When will we know 100% for sure?
Not until the Withdrawal Agreement is formally ratified, which is towards the end of 2018.

So what are your clients doing?
It depends on who they are. My guidance to all insurance clients has been that they should at least have a properly worked-through contingency plan, and indeed most do now have that.  Specifically, if a client is PRA authorised, they had to supply that to the PRA in July of last year. From then on, it is largely a matter of how exposed a client is to trading in the EU. If it is 100% mission-critical to a UK-based insurer client to be able to trade seamlessly in the EU, then they cannot really afford to wait until the transition period is finally confirmed or the details of the FTA become clear, which may in the latter case may not be until late 2019 or even 2020. Accordingly they will probably already have chosen their preferred EU location, have an authorised vehicle established, be a fair way down the process of on-boarding staff and infrastructure, and sorting out the legalities of transferring the existing portfolio of clients into the onshore entity. Insurance businesses for which a solution is important but not so critical are usually a bit further back in the process: they have selected their location and probably got it authorised but may not be so far down the road of spending money on people and kit and lawyers. Some businesses can afford to wait and they may have selected their location or a suitable interim trading partner. Others probably have to wait. This applies particularly to some insurance intermediaries who have the additional complexity of not yet knowing how the EU’s Insurance Distribution Directive will be interpreted by the various EU regulators.

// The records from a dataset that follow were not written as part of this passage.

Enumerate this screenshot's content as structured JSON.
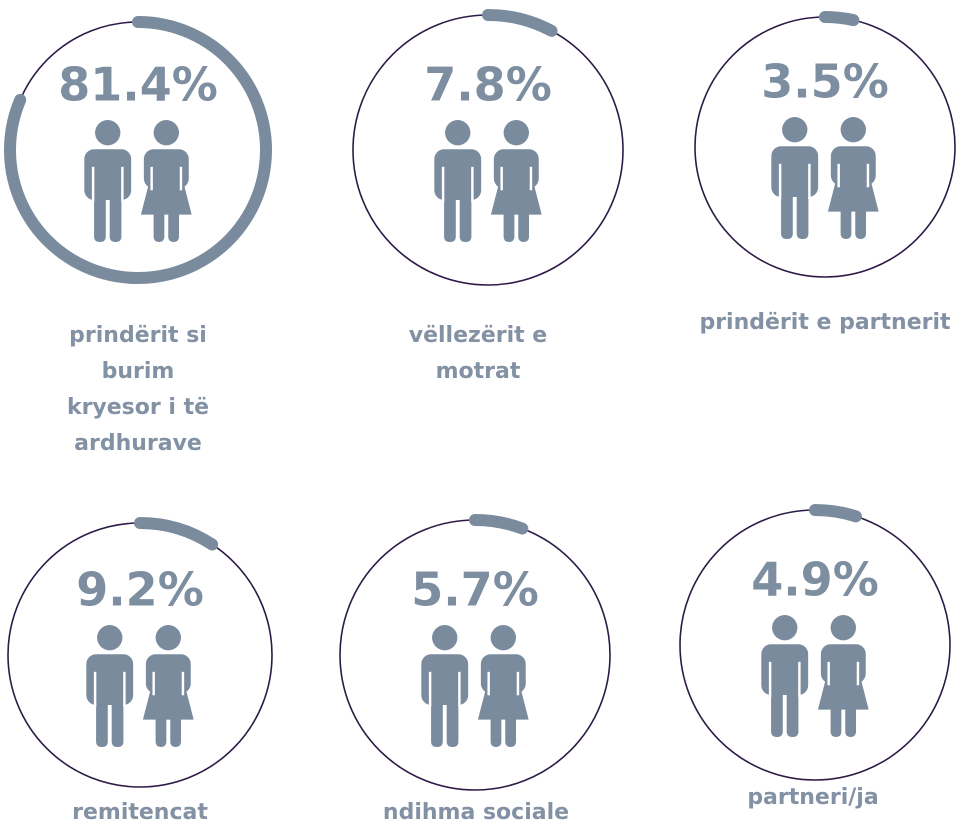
{
  "chart_data": {
    "type": "ring",
    "categories": [
      "prindërit si burim kryesor i të ardhurave",
      "vëllezërit e motrat",
      "prindërit e partnerit",
      "remitencat",
      "ndihma sociale",
      "partneri/ja"
    ],
    "values": [
      81.4,
      7.8,
      3.5,
      9.2,
      5.7,
      4.9
    ],
    "value_labels": [
      "81.4%",
      "7.8%",
      "3.5%",
      "9.2%",
      "5.7%",
      "4.9%"
    ],
    "ylim": [
      0,
      100
    ],
    "color": "#7b8b9e",
    "outline_color": "#2e1a47"
  }
}
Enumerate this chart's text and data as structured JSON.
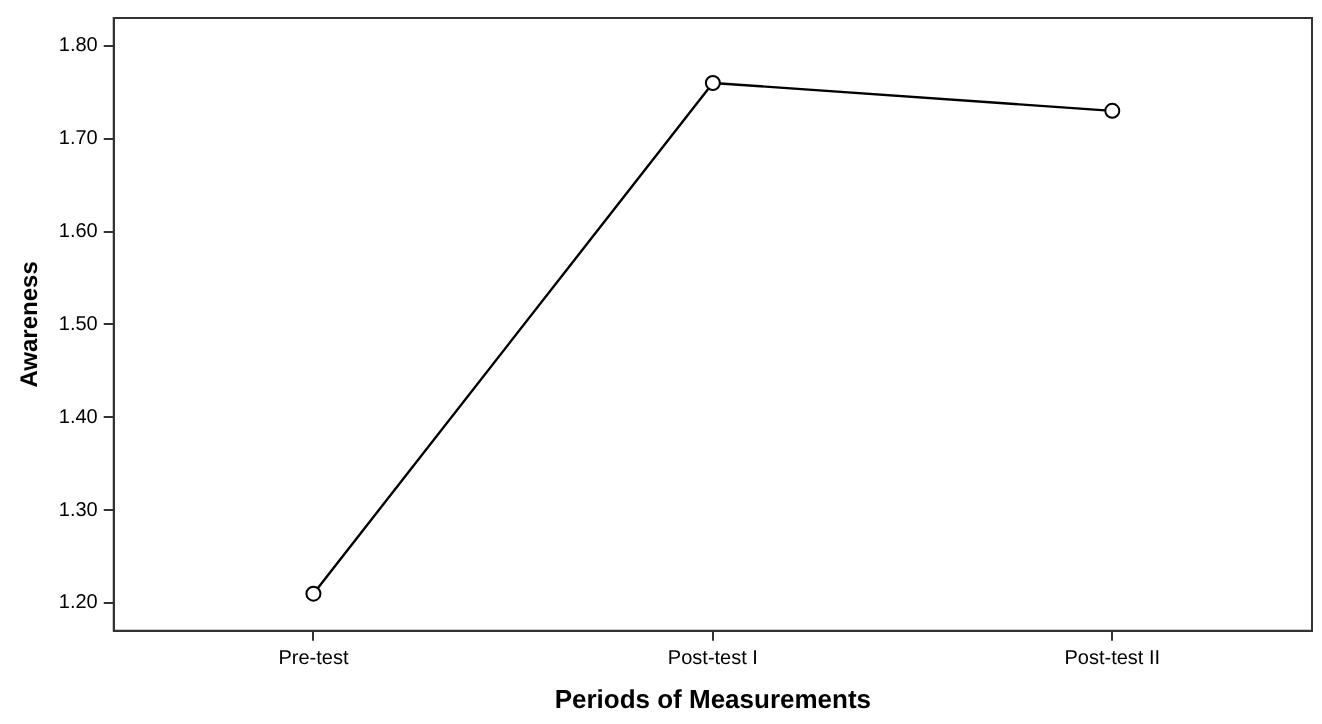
{
  "chart_data": {
    "type": "line",
    "xlabel": "Periods of Measurements",
    "ylabel": "Awareness",
    "categories": [
      "Pre-test",
      "Post-test I",
      "Post-test II"
    ],
    "series": [
      {
        "color": "#000000",
        "values": [
          1.21,
          1.76,
          1.73
        ]
      }
    ],
    "ylim": [
      1.17,
      1.83
    ],
    "yticks": [
      {
        "value": 1.2,
        "label": "1.20"
      },
      {
        "value": 1.3,
        "label": "1.30"
      },
      {
        "value": 1.4,
        "label": "1.40"
      },
      {
        "value": 1.5,
        "label": "1.50"
      },
      {
        "value": 1.6,
        "label": "1.60"
      },
      {
        "value": 1.7,
        "label": "1.70"
      },
      {
        "value": 1.8,
        "label": "1.80"
      }
    ],
    "grid": false,
    "legend": false,
    "marker": "circle",
    "line_style": "solid"
  }
}
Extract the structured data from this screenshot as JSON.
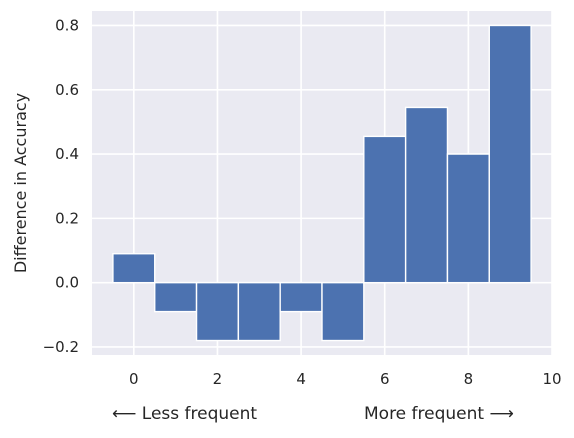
{
  "chart_data": {
    "type": "bar",
    "x": [
      0,
      1,
      2,
      3,
      4,
      5,
      6,
      7,
      8,
      9
    ],
    "values": [
      0.09,
      -0.09,
      -0.18,
      -0.18,
      -0.09,
      -0.18,
      0.455,
      0.545,
      0.4,
      0.8
    ],
    "bar_width": 1,
    "color": "#4c72b0",
    "background": "#eaeaf2",
    "grid": true,
    "title": "",
    "xlabel": "",
    "ylabel": "Difference in Accuracy",
    "xlim": [
      -1,
      10
    ],
    "ylim": [
      -0.225,
      0.845
    ],
    "xticks": [
      0,
      2,
      4,
      6,
      8,
      10
    ],
    "yticks": [
      -0.2,
      0.0,
      0.2,
      0.4,
      0.6,
      0.8
    ],
    "ytick_labels": [
      "−0.2",
      "0.0",
      "0.2",
      "0.4",
      "0.6",
      "0.8"
    ]
  },
  "annotations": {
    "left": "⟵ Less frequent",
    "right": "More frequent ⟶"
  }
}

For EEA-based insurers operating in the UK, the PRA issued a consultation paper on 20 December 2017. This proposed that, in considering an application for branch authorisation of existing UK operations, the PRA will undertake an assessment of regulatory equivalence and the ‘supervisability’ of the insurer. This will look at whether the home jurisdiction’s prudential supervision regime is ‘broadly equivalent’ in an assessment of equivalence which is likely to be linked to formal determinations of equivalence in respect of Solvency II. The unstated implication was that in the first instance at least, the PRA would look favourably upon branch authorisations from EU-based insurers.

So what happens next?
Work can now commence on the FTA. Watch this space.